For the past six months engineers from Toumaz have been working in California with product developers from Cardinal Health.

In the report to investors reviewed by D&IW, Spelman underlines Cardinal's strong position in 90% of American hospitals, with technologies for electronic infection surveillance, automated dispensing systems, IV pumps, respiratory care products and patient identification systems that will be greatly enhanced with the licensed technology for bi-directional and low-power signaling that sends Health Language Seven-compliant (HL7) data to smart phones, laptop computers or wall-mounted detectors.

Toumaz developed advanced clinical data reporting for HL7 from the Sensium chip in a two-year partnership with Oracle (Redwood Shores, California) using a "lite database" program.

"Cardinal has the resources to develop and market end-to-end solutions utilizing our AMx technology that will enable Toumaz to achieve commercial success with minimum investment on our part," Spelman said in his report to investors.

The deal with Cardinal Health is focused on clinical product development where Toumaz expects to benefit "from Cardinal Health's extensive engineering and systems knowledge."

Meanwhile the new agreement with TI is described as being a pure sales and manufacturing deal.

TI is "looking to push new retail products into healthcare," Spelman told D&IW.

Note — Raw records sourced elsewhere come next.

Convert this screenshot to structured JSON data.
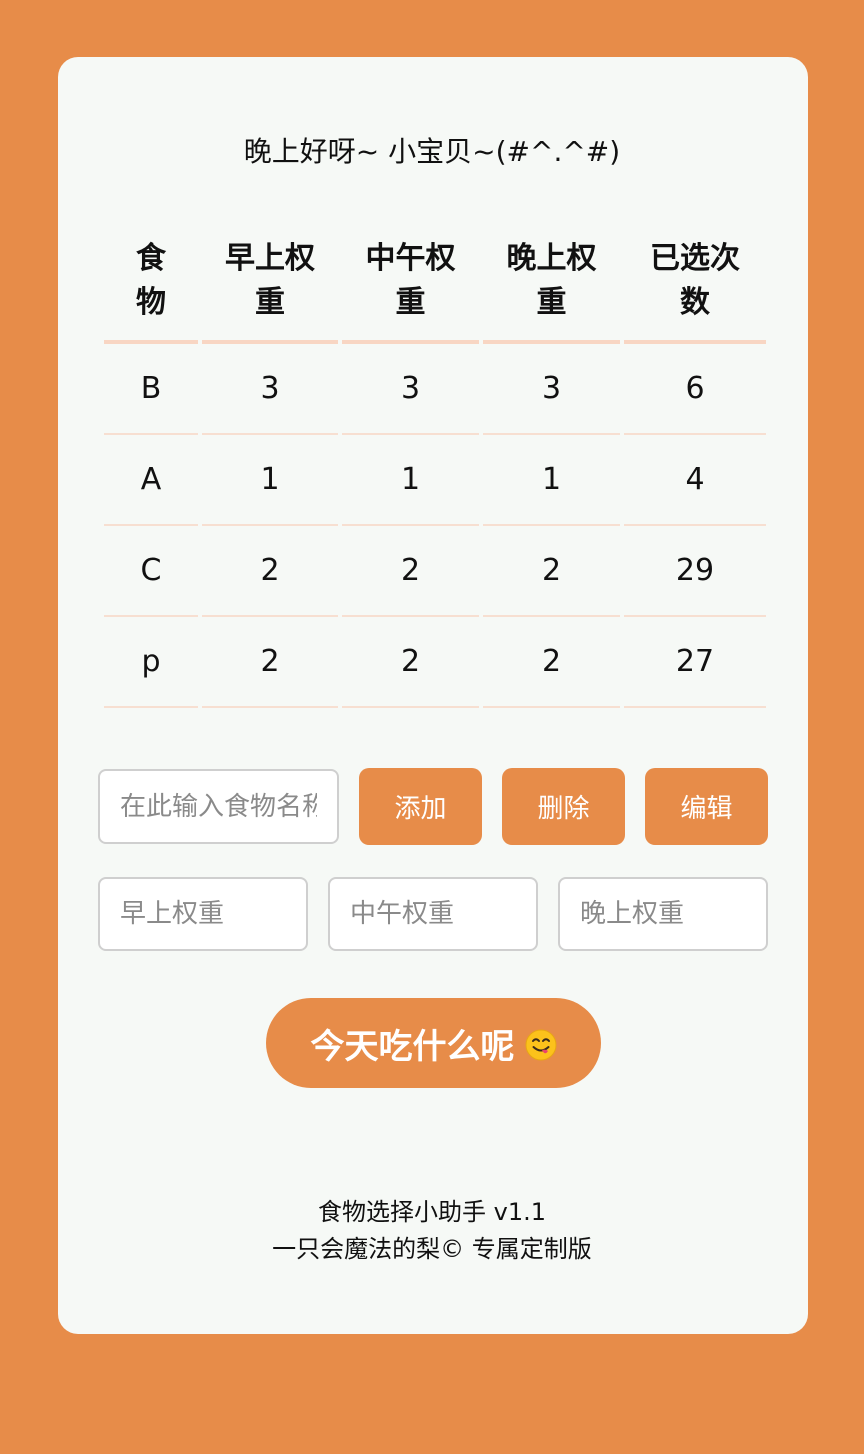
{
  "greeting": "晚上好呀~ 小宝贝~(#^.^#)",
  "table": {
    "headers": [
      "食物",
      "早上权重",
      "中午权重",
      "晚上权重",
      "已选次数"
    ],
    "rows": [
      [
        "B",
        "3",
        "3",
        "3",
        "6"
      ],
      [
        "A",
        "1",
        "1",
        "1",
        "4"
      ],
      [
        "C",
        "2",
        "2",
        "2",
        "29"
      ],
      [
        "p",
        "2",
        "2",
        "2",
        "27"
      ]
    ]
  },
  "form": {
    "food_name_placeholder": "在此输入食物名称",
    "add_label": "添加",
    "delete_label": "删除",
    "edit_label": "编辑",
    "morning_placeholder": "早上权重",
    "noon_placeholder": "中午权重",
    "evening_placeholder": "晚上权重"
  },
  "main_button": {
    "label": "今天吃什么呢",
    "icon": "yum-face-emoji"
  },
  "footer": {
    "line1": "食物选择小助手 v1.1",
    "line2": "一只会魔法的梨© 专属定制版"
  },
  "colors": {
    "accent": "#e78c49",
    "card_background": "#f6f9f6",
    "table_divider": "#f8d6c3"
  }
}
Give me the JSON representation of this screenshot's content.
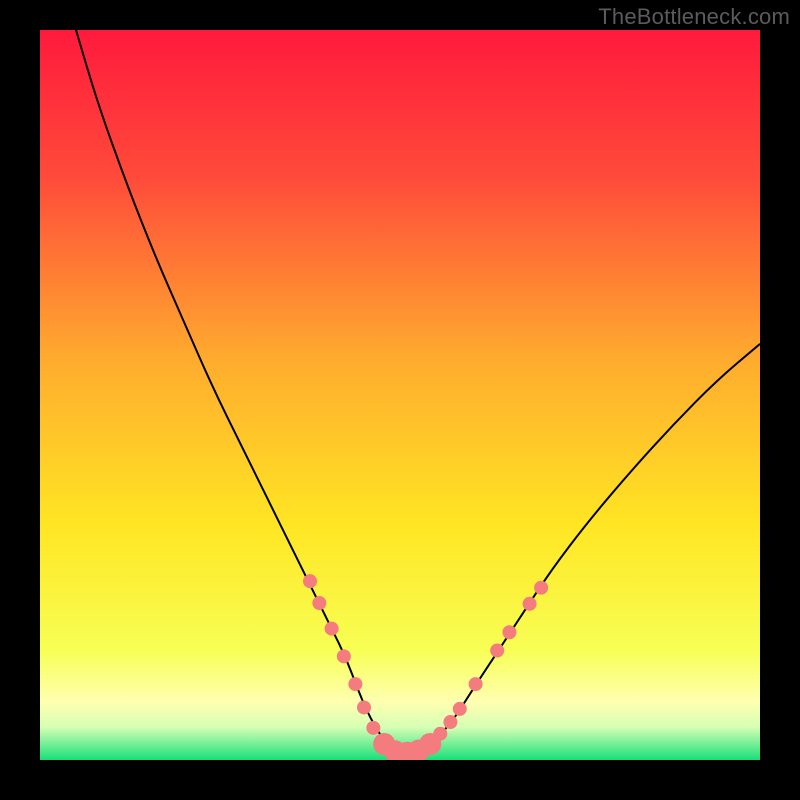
{
  "watermark": "TheBottleneck.com",
  "colors": {
    "frame": "#000000",
    "curve": "#000000",
    "dot_fill": "#f47b7e",
    "gradient_stops": [
      {
        "offset": "0%",
        "color": "#ff1a3c"
      },
      {
        "offset": "20%",
        "color": "#ff4a3a"
      },
      {
        "offset": "45%",
        "color": "#ffab2e"
      },
      {
        "offset": "68%",
        "color": "#ffe623"
      },
      {
        "offset": "85%",
        "color": "#f7ff55"
      },
      {
        "offset": "92%",
        "color": "#ffffb0"
      },
      {
        "offset": "95.5%",
        "color": "#d6ffb4"
      },
      {
        "offset": "100%",
        "color": "#18e07a"
      }
    ]
  },
  "chart_data": {
    "type": "line",
    "title": "",
    "xlabel": "",
    "ylabel": "",
    "xlim": [
      0,
      100
    ],
    "ylim": [
      0,
      100
    ],
    "grid": false,
    "series": [
      {
        "name": "bottleneck-curve",
        "x": [
          5,
          8,
          12,
          16,
          20,
          24,
          28,
          32,
          35,
          38,
          40.5,
          42.5,
          44,
          45.5,
          47,
          48.5,
          50,
          51.5,
          53,
          55,
          57.5,
          60,
          63,
          67,
          71,
          76,
          82,
          88,
          94,
          100
        ],
        "y": [
          100,
          90,
          79,
          69,
          60,
          51,
          43,
          35,
          29,
          23,
          18,
          14,
          10,
          6.5,
          3.8,
          1.8,
          1.0,
          1.0,
          1.4,
          2.8,
          5.6,
          9.5,
          14,
          20,
          26,
          32.5,
          39.5,
          46,
          52,
          57
        ]
      }
    ],
    "highlight_points": {
      "name": "salmon-dots",
      "color": "#f47b7e",
      "radius_small": 7,
      "radius_large": 11,
      "points": [
        {
          "x": 37.5,
          "y": 24.5,
          "r": 7
        },
        {
          "x": 38.8,
          "y": 21.5,
          "r": 7
        },
        {
          "x": 40.5,
          "y": 18.0,
          "r": 7
        },
        {
          "x": 42.2,
          "y": 14.2,
          "r": 7
        },
        {
          "x": 43.8,
          "y": 10.4,
          "r": 7
        },
        {
          "x": 45.0,
          "y": 7.2,
          "r": 7
        },
        {
          "x": 46.3,
          "y": 4.4,
          "r": 7
        },
        {
          "x": 47.8,
          "y": 2.2,
          "r": 11
        },
        {
          "x": 49.3,
          "y": 1.2,
          "r": 11
        },
        {
          "x": 51.0,
          "y": 1.0,
          "r": 11
        },
        {
          "x": 52.6,
          "y": 1.3,
          "r": 11
        },
        {
          "x": 54.2,
          "y": 2.2,
          "r": 11
        },
        {
          "x": 55.6,
          "y": 3.6,
          "r": 7
        },
        {
          "x": 57.0,
          "y": 5.2,
          "r": 7
        },
        {
          "x": 58.3,
          "y": 7.0,
          "r": 7
        },
        {
          "x": 60.5,
          "y": 10.4,
          "r": 7
        },
        {
          "x": 63.5,
          "y": 15.0,
          "r": 7
        },
        {
          "x": 65.2,
          "y": 17.5,
          "r": 7
        },
        {
          "x": 68.0,
          "y": 21.4,
          "r": 7
        },
        {
          "x": 69.6,
          "y": 23.6,
          "r": 7
        }
      ]
    }
  }
}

Currently known as a provider of chips, transistors and silicon-based components for medical devices, Spelman said TI is "making a move aggressively into the healthcare sector," using the unique features of the AMx platform.

While the technology from Nanoscience creates a competitive edge for TI as it seeks to parlay its success in retail consumer electronics to break into a developing retail market for personal health devices, for its part Spelman told investors Nanoscience expects to exploit "TI's design, process, and manufacturing capabilities, as well as an opportunity to use TI's sales channel and have access to its established customer base."

"This development is particularly exciting as it will fast track the commercial opportunities available to Toumaz, again with minimal investment from Nanoscience," he said in his report.

"Indeed the investment Texas Instruments themselves are making demonstrates their commitment to both our technology and the commercial opportunity going forward," he wrote.

"The market for healthcare is maturing fast, and our technologies are in phase with the digital revolution," Spelman said, calling the AMx technology "disruptive, delivering to the healthcare market for the first time unobtrusiveness, simplicity and low cost in a set of body-worn intelligent wireless sensors with the potential to revolutionize healthcare for millions of people."